Key Points:
Urinary concentrations of glycine, a molecule associated with thermoregulation, were elevated among youth from a high-risk region for chronic kidney disease of non-traditional etiology (CKDnt).
Urinary concentrations of pyruvate, citric acid, and inosine were lower among youth at higher risk of CKDnt, suggesting renal stress.
Metabolomic analyses may shed light on early disease processes or profiles or risk in the context of CKDnt.
Background: CKD of a nontraditional etiology (CKDnt) is responsible for high mortality in Central America, although its causes remain unclear. Evidence of kidney dysfunction has been observed among youth, suggesting that early kidney damage contributing to CKDnt may initiate in childhood.
Methods: Urine specimens of young Nicaraguan participants 12–23 years without CKDnt (n=136) were analyzed by proton nuclear magnetic resonance spectroscopy for 50 metabolites associated with kidney dysfunction. Urinary metabolite levels were compared by, regional CKDnt prevalence, sex, age, and family history of CKDnt using supervised statistical methods and pathway analysis in MetaboAnalyst. Magnitude of associations and changes over time were assessed through multivariable linear regression.
Results: In adjusted analyses, glycine concentrations were higher among youth from high-risk regions (β=0.82, [95% confidence interval, 0.16 to 1.85]; P = 0.01). Pyruvate concentrations were lower among youth with low eGFR (β= −0.36 [95% confidence interval, −0.57 to −0.04]; P = 0.03), and concentrations of other citric acid cycle metabolites differed by key risk factors. Over four years, participants with low eGFR experienced greater declines in 1-methylnicotinamide and 2-oxoglutarate and greater increases in citrate and guanidinoacetate concentrations.
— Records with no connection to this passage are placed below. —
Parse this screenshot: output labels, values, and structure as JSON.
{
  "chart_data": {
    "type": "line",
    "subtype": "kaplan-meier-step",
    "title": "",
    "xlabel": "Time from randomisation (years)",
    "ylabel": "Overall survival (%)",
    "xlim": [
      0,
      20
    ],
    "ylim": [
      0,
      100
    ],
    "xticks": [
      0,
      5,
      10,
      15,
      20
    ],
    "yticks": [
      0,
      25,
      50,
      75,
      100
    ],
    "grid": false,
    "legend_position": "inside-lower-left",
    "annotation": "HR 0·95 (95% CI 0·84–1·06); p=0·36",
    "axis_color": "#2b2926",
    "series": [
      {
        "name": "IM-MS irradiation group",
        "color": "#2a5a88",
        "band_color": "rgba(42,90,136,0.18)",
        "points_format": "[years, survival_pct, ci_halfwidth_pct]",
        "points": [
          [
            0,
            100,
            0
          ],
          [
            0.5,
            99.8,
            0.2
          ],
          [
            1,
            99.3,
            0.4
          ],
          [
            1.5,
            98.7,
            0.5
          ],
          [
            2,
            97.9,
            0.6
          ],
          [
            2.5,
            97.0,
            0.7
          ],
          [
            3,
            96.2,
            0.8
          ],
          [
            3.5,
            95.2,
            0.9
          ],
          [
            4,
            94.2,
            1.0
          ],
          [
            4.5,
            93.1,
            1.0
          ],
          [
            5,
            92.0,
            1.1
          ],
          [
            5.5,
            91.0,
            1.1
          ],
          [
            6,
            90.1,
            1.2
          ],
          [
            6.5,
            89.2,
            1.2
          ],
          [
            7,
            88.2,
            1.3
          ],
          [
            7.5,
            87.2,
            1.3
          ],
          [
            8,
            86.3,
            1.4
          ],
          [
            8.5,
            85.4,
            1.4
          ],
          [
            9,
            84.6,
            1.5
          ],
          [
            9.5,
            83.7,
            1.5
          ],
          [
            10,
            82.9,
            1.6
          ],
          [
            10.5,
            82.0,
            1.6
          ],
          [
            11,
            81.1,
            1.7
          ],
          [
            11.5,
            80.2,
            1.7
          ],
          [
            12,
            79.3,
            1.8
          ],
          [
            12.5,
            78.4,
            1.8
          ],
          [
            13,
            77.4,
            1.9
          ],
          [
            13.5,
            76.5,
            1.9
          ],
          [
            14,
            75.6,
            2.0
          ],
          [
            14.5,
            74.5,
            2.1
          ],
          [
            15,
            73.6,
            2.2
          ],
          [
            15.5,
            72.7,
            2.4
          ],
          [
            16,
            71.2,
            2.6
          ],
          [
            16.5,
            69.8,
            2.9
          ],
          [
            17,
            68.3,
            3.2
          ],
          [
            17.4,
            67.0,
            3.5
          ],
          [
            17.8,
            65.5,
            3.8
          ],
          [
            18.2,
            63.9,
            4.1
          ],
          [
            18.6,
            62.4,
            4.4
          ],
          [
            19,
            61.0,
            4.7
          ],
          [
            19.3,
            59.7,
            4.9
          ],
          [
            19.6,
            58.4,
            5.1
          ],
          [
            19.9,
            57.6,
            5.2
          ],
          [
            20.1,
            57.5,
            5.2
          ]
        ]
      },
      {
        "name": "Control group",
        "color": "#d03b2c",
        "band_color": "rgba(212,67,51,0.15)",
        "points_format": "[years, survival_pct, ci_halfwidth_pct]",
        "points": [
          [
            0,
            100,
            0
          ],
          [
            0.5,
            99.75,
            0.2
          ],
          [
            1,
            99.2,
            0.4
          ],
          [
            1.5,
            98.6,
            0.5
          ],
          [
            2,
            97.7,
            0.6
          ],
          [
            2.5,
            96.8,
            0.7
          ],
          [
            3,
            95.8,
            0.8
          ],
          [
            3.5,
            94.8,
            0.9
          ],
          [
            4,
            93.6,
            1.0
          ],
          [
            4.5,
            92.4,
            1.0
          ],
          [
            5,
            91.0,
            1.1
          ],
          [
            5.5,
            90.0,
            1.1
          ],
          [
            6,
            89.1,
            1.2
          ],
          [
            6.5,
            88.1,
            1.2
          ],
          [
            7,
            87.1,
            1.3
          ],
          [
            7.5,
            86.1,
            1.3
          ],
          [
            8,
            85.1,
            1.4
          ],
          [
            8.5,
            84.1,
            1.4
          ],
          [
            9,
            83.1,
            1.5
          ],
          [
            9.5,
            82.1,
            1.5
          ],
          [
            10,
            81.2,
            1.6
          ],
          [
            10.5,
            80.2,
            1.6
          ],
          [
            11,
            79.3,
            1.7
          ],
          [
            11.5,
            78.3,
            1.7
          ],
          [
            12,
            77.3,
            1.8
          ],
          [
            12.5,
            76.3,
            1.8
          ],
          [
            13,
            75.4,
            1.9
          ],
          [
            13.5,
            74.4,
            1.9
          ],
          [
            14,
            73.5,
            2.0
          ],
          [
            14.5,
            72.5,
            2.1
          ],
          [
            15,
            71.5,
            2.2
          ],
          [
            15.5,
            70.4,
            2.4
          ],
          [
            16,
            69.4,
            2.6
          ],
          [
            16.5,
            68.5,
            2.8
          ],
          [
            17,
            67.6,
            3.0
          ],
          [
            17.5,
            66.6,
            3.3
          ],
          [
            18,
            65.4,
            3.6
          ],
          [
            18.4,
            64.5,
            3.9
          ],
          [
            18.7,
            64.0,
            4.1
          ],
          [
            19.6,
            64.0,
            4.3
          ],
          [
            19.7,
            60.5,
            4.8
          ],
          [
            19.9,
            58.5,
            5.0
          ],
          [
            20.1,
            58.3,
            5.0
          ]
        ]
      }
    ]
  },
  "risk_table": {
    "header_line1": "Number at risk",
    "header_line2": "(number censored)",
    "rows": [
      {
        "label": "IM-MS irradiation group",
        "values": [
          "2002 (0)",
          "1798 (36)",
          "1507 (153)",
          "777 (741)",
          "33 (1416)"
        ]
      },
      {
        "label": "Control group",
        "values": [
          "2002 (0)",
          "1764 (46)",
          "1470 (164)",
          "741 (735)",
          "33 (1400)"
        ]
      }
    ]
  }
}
Conclusion: Urinary concentration of glycine, a molecule associated with thermoregulation and kidney function preservation, was higher among youth in high-risk CKDnt regions, suggestive of greater heat exposure or renal stress. Lower pyruvate concentrations were associated with low eGFR, and citric acid cycle metabolites, such as pyruvate, likely relate to mitochondrial respiration rates in the kidneys. Participants with low eGFR experienced longitudinal declines in concentrations of 1-methylnicotinamide, an anti-inflammatory metabolite associated with anti-fibrosis in tubule cells. These findings merit further consideration in research on the origins of CKDnt.